In memoria di Peter Esterházy, grande scrittore ungherese morto un mese fa. Nelle sue parole la ricerca spasmodica di un'identità perduta che affonda le radici nel cuore dell'Europa

Giusto tre mesi fa, ricordando Imre Kertész che era scomparso da pochi giorni, non avrei mai immaginato di trovarmi presto a parlare, per la medesima ragione, dell’assai più giovane Peter Esterházy, che a Kertész era legato da una solida amicizia. Esterházy si è spento il 14 luglio, ad appena sessantasei anni. Quello che ci lascia sono alcuni libri minori, come Una donna e Non c’è arte, usciti da noi rispettivamente nel 2008 e nel 2012, e un opus magnum, le due versioni di Harmonia caelestis, di cui Feltrinelli ha pubblicato la prima nel 2003 e la seconda, quella “corretta”, nel 2005.

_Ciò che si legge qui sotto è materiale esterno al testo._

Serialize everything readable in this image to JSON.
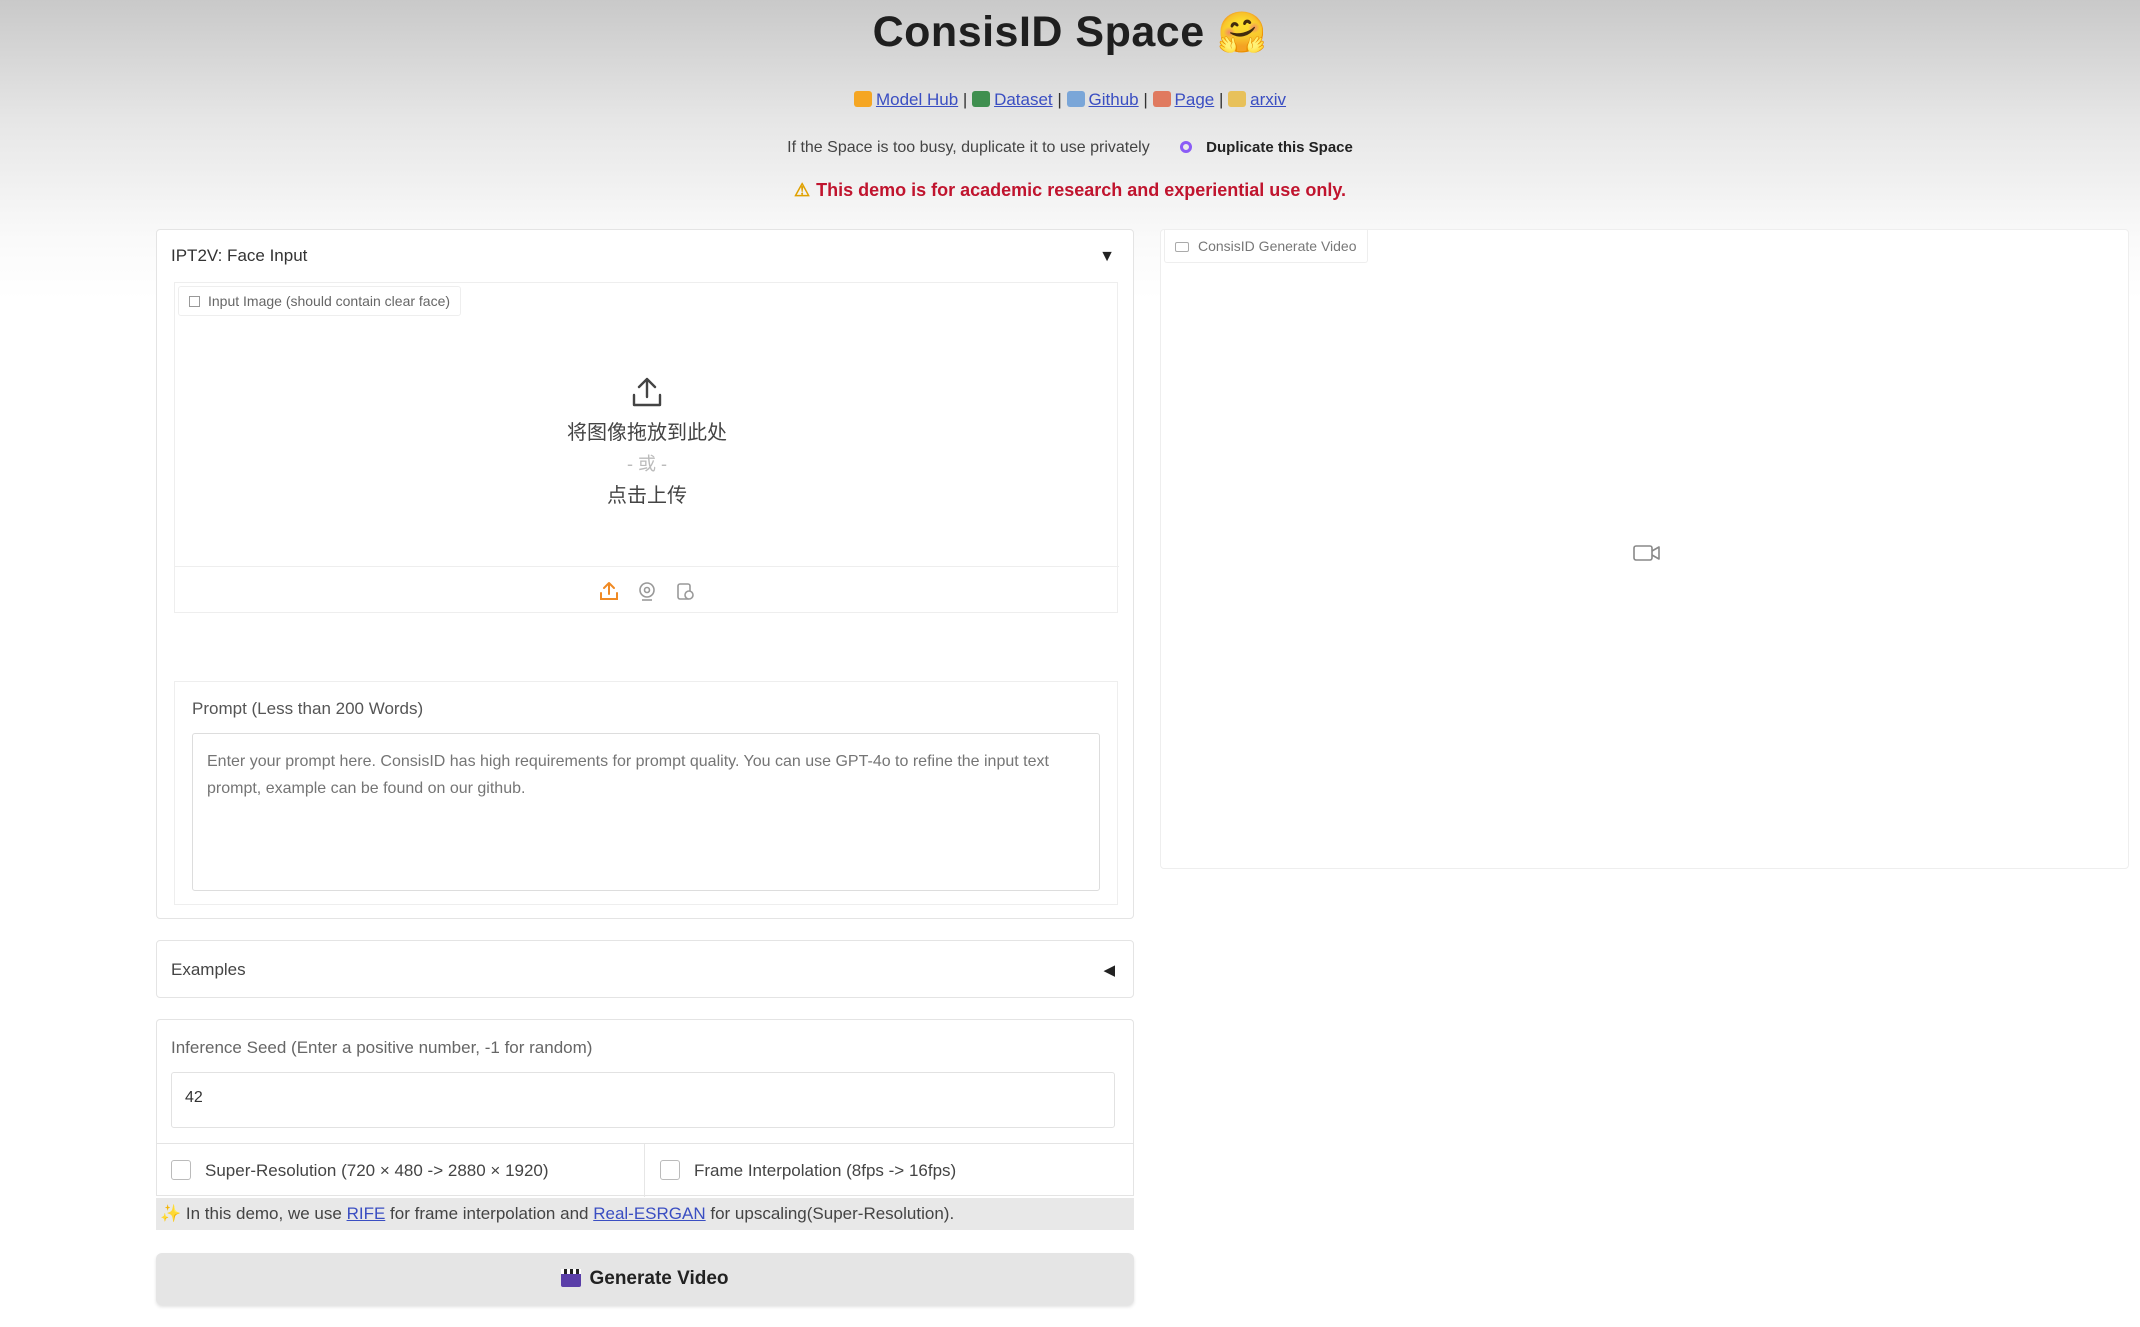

Una donna è un collage d’incontri reali e immaginari con novantasette donne diverse, che diventa una serrata riflessione sull’eterno femminino e sulle condizioni grazie alle quali s’incarna. Nel successivo Non c’è arte, in cui in parte confessa e in parte reinventa la presunta passione della madre per il calciatore Puskás, eroe e simbolo della famosa nazionale ungherese degli anni Cinquanta, Esterházy dà conto anche della propria passione per il calcio, facendone qualcosa di più di una semplice metafora, quella dell’evasione ludica dalle condizioni asfissianti imposte dalla dittatura.

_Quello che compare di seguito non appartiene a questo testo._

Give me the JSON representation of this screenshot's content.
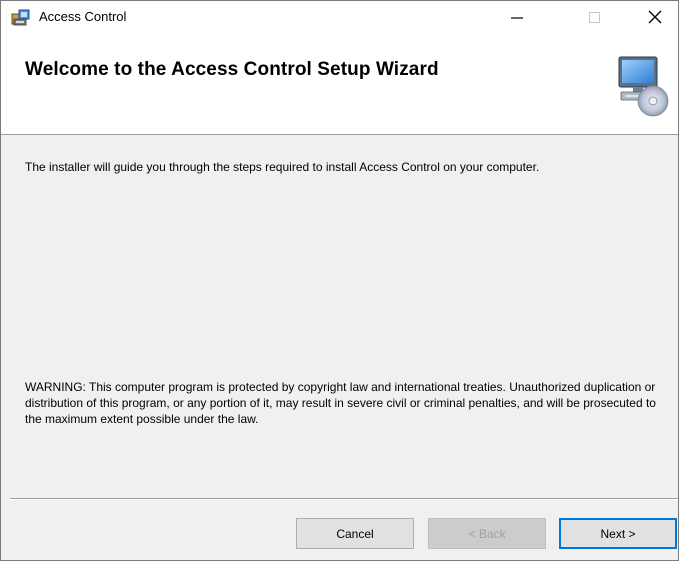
{
  "window": {
    "title": "Access Control",
    "minimize_glyph": "—",
    "maximize_glyph": "☐",
    "close_glyph": "✕"
  },
  "header": {
    "title": "Welcome to the Access Control Setup Wizard",
    "icon": "computer-cd-icon"
  },
  "body": {
    "intro": "The installer will guide you through the steps required to install Access Control on your computer.",
    "warning": "WARNING: This computer program is protected by copyright law and international treaties. Unauthorized duplication or distribution of this program, or any portion of it, may result in severe civil or criminal penalties, and will be prosecuted to the maximum extent possible under the law."
  },
  "buttons": {
    "cancel": "Cancel",
    "back": "< Back",
    "next": "Next >"
  },
  "colors": {
    "accent": "#0078d7",
    "window_bg": "#f0f0f0",
    "header_bg": "#ffffff",
    "disabled_text": "#a0a0a0"
  }
}
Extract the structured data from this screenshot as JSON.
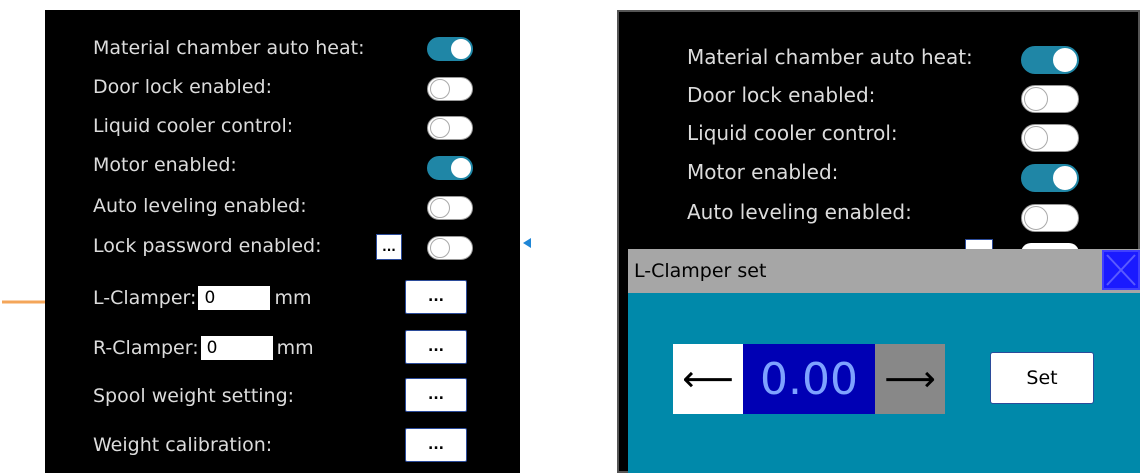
{
  "left_panel": {
    "settings": [
      {
        "label": "Material chamber auto heat:",
        "toggle": true
      },
      {
        "label": "Door lock enabled:",
        "toggle": false
      },
      {
        "label": "Liquid cooler control:",
        "toggle": false
      },
      {
        "label": "Motor enabled:",
        "toggle": true
      },
      {
        "label": "Auto leveling enabled:",
        "toggle": false
      },
      {
        "label": "Lock password enabled:",
        "toggle": false,
        "edit_label": "..."
      }
    ],
    "l_clamper": {
      "label": "L-Clamper:",
      "value": "0",
      "unit": "mm",
      "button_label": "..."
    },
    "r_clamper": {
      "label": "R-Clamper:",
      "value": "0",
      "unit": "mm",
      "button_label": "..."
    },
    "spool_weight": {
      "label": "Spool weight setting:",
      "button_label": "..."
    },
    "weight_calibration": {
      "label": "Weight calibration:",
      "button_label": "..."
    }
  },
  "right_panel": {
    "settings": [
      {
        "label": "Material chamber auto heat:",
        "toggle": true
      },
      {
        "label": "Door lock enabled:",
        "toggle": false
      },
      {
        "label": "Liquid cooler control:",
        "toggle": false
      },
      {
        "label": "Motor enabled:",
        "toggle": true
      },
      {
        "label": "Auto leveling enabled:",
        "toggle": false
      }
    ]
  },
  "dialog": {
    "title": "L-Clamper set",
    "decrement_symbol": "⟵",
    "value": "0.00",
    "increment_symbol": "⟶",
    "set_label": "Set"
  },
  "colors": {
    "toggle_on": "#1f86a6",
    "dialog_body": "#0089aa",
    "value_box": "#0000b4",
    "close_button": "#1a1aff",
    "annotation_arrow": "#f4a65a"
  }
}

Romanzo postmoderno e sperimentale, centone di storielle e aneddoti in cui a volte si fa fatica a discernere i collegamenti, mostruoso cimento per i suoi traduttori, Harmonia caelestis è il testo più rappresentativo dello scrittore. Prende il titolo da una composizione musicale di un suo avo, e questa scelta rappresenta, per un romanzo che più disarmonico non si può, un contrappunto ironico, tale da segnarne fin dall’inizio la tonalità e determinarne la principale chiave di lettura. Il libro, diviso in due parti, racconta in 371 capitoletti (o tessere di mosaico) la storia straniata della famiglia Esterházy dal Cinquecento a oggi; l’autore aggiunge poi altri 201 paragrafi incentrati sulle complesse vicende della casata nel corso del Novecento. Fin dall’esordio, che è anche una sorta di programma poetico (“È di una difficoltà cane mentire senza cognoscere la verità”), siamo messi sull’avviso: non troveremo qui la storia di una famiglia raccontata comme il faut, dall’inizio alla fine, ma un’accozzaglia di frammenti che potrebbero essere anche letti à la Cortázar in tutt’altro ordine, senza che per questo la fruizione di chi legge cambi troppo. Un critico tedesco ha parlato, secondo me in modo brillante, di un caleidoscopio di situazioni che l’autore si divertirebbe a scuotere continuamente per creare nuovi punti di vista. Vero è che ci sono ben poche concessioni al lettore che non sia davvero motivato a districarsi in questo labirinto: lo dimostrano, per dirne una, le dieci pagine contenenti, senza alcun simulacro di storia o commento, il mero elenco o inventario dei beni mobili della famiglia, pagine che rispondono a un enciclopedismo e a un amore per le liste tipico di molta letteratura contemporanea (si veda anche l’esempio di Danilo Kiš).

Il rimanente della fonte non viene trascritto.